In their post-fight reports, British boxing writers were overwhelmingly awed, writing of Golovkin as if he were invincible. Here’s a sample:
“Fists of steel and a jaw of concrete.” – Sam Dean, The Telegraph
“Not only could he knock holes in brick walls but he takes even the meatiest punches as if he is being brushed with a feather.” — Jeff Powell, Daily Mail
“His power is extraordinary….but what I think is most daunting about him is his ability to take a punch…Quite simply there is not another man out there right now at 160lbs who can push him – he is that good.” – Simon Crawford, The Sporting Life
“Golovkin’s left hook to the body and then to the head almost ended this early, and the sound of both shots whipping in could be heard over the crowd roars…There might not be anyone great enough to beat Gennady Golovkin at middleweight.” – Chris McKenna, London Express/Daily Star
“He is a national idol (in Kazakhstan), but more than that he is a great boxing role model.” – Steve Bunce, The Independent
On this side of the pond, several boxing scribes were “underwhelmed.” Yahoo boxing writer Kevin Iole, who didn’t attend the fight (perhaps in no mood to travel overseas again so soon after his lengthy stay on assignment in Rio) had this to say: “This wasn’t the vintage ‘Triple G’ that boxing fans have fallen in love with and he certainly appeared nowhere near the best fighter in the world….This, at least temporarily, will put the brakes on the Golovkin hype train. He showed enough vulnerability that it is now no sure thing he runs through the rest of the field at middleweight.”
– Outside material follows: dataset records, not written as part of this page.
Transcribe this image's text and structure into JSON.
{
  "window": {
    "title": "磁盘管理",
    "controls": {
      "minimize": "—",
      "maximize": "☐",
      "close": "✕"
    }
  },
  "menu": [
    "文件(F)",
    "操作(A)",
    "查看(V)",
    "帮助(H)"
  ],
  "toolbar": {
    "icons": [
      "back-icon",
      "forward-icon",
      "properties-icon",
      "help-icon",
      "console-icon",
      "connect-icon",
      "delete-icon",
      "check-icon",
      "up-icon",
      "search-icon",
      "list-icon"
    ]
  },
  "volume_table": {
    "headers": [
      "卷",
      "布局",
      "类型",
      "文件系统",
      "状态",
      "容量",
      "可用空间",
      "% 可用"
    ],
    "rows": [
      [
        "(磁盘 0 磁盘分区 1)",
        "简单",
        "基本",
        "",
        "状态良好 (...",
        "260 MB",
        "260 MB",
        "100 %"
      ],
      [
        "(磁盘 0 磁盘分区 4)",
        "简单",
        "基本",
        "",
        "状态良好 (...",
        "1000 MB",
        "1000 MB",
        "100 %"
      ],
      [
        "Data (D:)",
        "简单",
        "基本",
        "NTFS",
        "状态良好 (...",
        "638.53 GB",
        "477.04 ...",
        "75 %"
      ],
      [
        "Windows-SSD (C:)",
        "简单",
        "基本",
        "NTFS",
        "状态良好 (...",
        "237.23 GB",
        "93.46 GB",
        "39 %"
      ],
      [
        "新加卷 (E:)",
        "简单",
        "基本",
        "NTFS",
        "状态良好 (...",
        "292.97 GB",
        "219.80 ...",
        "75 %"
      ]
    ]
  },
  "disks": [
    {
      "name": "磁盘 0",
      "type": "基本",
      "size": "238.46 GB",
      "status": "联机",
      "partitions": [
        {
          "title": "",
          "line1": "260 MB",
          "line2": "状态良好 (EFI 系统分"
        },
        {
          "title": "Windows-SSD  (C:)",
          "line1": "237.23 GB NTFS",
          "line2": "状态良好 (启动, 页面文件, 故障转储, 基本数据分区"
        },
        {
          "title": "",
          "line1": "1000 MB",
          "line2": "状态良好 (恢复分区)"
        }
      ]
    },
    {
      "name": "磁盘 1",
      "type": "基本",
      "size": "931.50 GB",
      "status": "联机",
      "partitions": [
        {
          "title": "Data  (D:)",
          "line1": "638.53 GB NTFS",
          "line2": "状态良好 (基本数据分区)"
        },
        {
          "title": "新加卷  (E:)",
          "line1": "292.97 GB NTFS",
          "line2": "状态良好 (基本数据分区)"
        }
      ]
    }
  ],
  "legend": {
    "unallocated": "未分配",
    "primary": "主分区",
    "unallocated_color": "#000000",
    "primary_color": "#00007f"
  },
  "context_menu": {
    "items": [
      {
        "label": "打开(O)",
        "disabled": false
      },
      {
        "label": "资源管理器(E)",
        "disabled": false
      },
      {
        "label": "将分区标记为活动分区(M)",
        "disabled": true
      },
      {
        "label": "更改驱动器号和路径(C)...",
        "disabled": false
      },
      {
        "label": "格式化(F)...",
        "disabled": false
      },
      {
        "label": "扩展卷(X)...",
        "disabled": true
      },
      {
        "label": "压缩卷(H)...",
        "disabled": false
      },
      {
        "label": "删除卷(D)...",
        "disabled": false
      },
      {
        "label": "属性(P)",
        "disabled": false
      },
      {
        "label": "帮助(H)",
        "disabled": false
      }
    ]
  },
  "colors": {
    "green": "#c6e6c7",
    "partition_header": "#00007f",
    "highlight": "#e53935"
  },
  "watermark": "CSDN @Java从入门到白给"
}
Brian Mazique, a Chicago-based contributor to Forbes, echoed that opinion: “With Golovkin facing the best pure boxer he’s ever fought, two things were apparent: he was easy to hit and his punches weren’t accurate….No matter how you assess the fight, (Canelo) Alvarez and his camp should be encouraged.”
Both the Iole and the Mazique pieces bore headlines that used the word “lackluster” in describing Golovkin’s performance.
Regardless of where you stand (and I suspect that most of you are more in league with the British scribes), one fact is undeniable. More than eight years have elapsed since a GGG opponent was still standing at the final bell, a span dappled with 23 fights. The ball is now in Canelo’s court.